The Intrinsic Value of the stock per my calculations is $86. The current selling price of the stock has a 40% margin of safety

ARD has a relatively low P/E for the kind of growth it has seen in the past 5 years and especially during the past 12 months. Comparing ARD to it’s main competitors in the US domestic oil and natural gas production market, namely CXO, CHK and HK; I feel that ARD is poised for explosive growth. A custom algorithm I use tells me that it should easily reach the $100 level. Here’s how ARD has performed over the past 5 years

Chart for Arena Resources Inc. (ARD)

ARD’s market cap and low shares outstanding indicate that if it steadies around the 80-100$ level, we can expect a split.

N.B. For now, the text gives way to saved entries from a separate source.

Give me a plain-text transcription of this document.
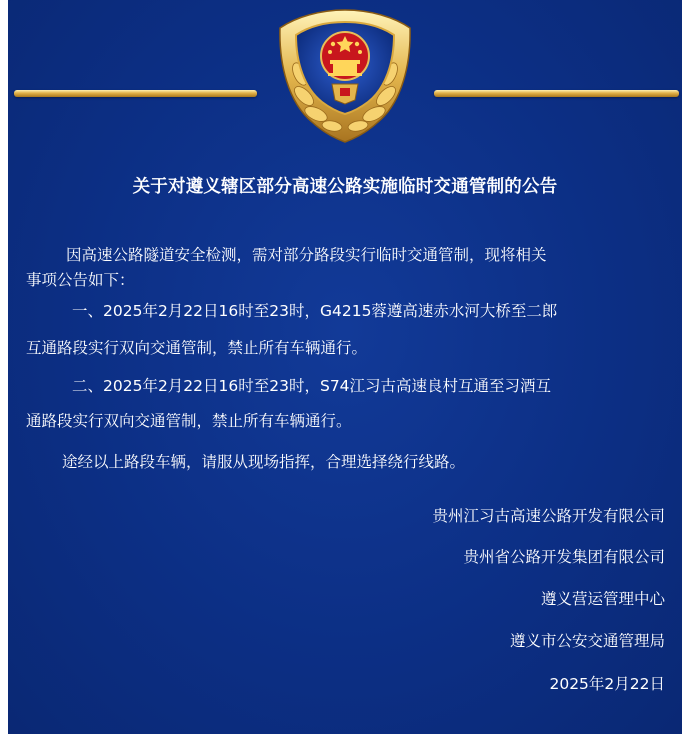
关于对遵义辖区部分高速公路实施临时交通管制的公告
因高速公路隧道安全检测，需对部分路段实行临时交通管制，现将相关
事项公告如下：
一、2025年2月22日16时至23时，G4215蓉遵高速赤水河大桥至二郎
互通路段实行双向交通管制，禁止所有车辆通行。
二、2025年2月22日16时至23时，S74江习古高速良村互通至习酒互
通路段实行双向交通管制，禁止所有车辆通行。
途经以上路段车辆，请服从现场指挥，合理选择绕行线路。
贵州江习古高速公路开发有限公司
贵州省公路开发集团有限公司
遵义营运管理中心
遵义市公安交通管理局
2025年2月22日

The technical indicators show a mainly bullish trend. The 80-day resistance level is at 55.17, it’s bound to rally higher if it can break that level. Interestingly, ARD also displays a neutral trend—this means it’s neither been overbought or oversold. It’s a stabilizing indicator in today’s volatile and speculative market. MSN Money gives the beta as 0.82, implying that ARD is 18% less volatile than the market. Positive sign indeed

WHAT OTHERS ARE SAYING

SeekingAlpha’s post on ARD states all four analysts covering ARD have raised estimates in the past month, sending expectations for this year higher by 22% to $2.22 from $1.82.

ARD is also one of the 4 powerful BUY stocks according to Zacks—it’s been earmarked for aggressive growth in the report.

MY DECISION

I’m convinced it’s a strong buy for my portfolio, given all of the above.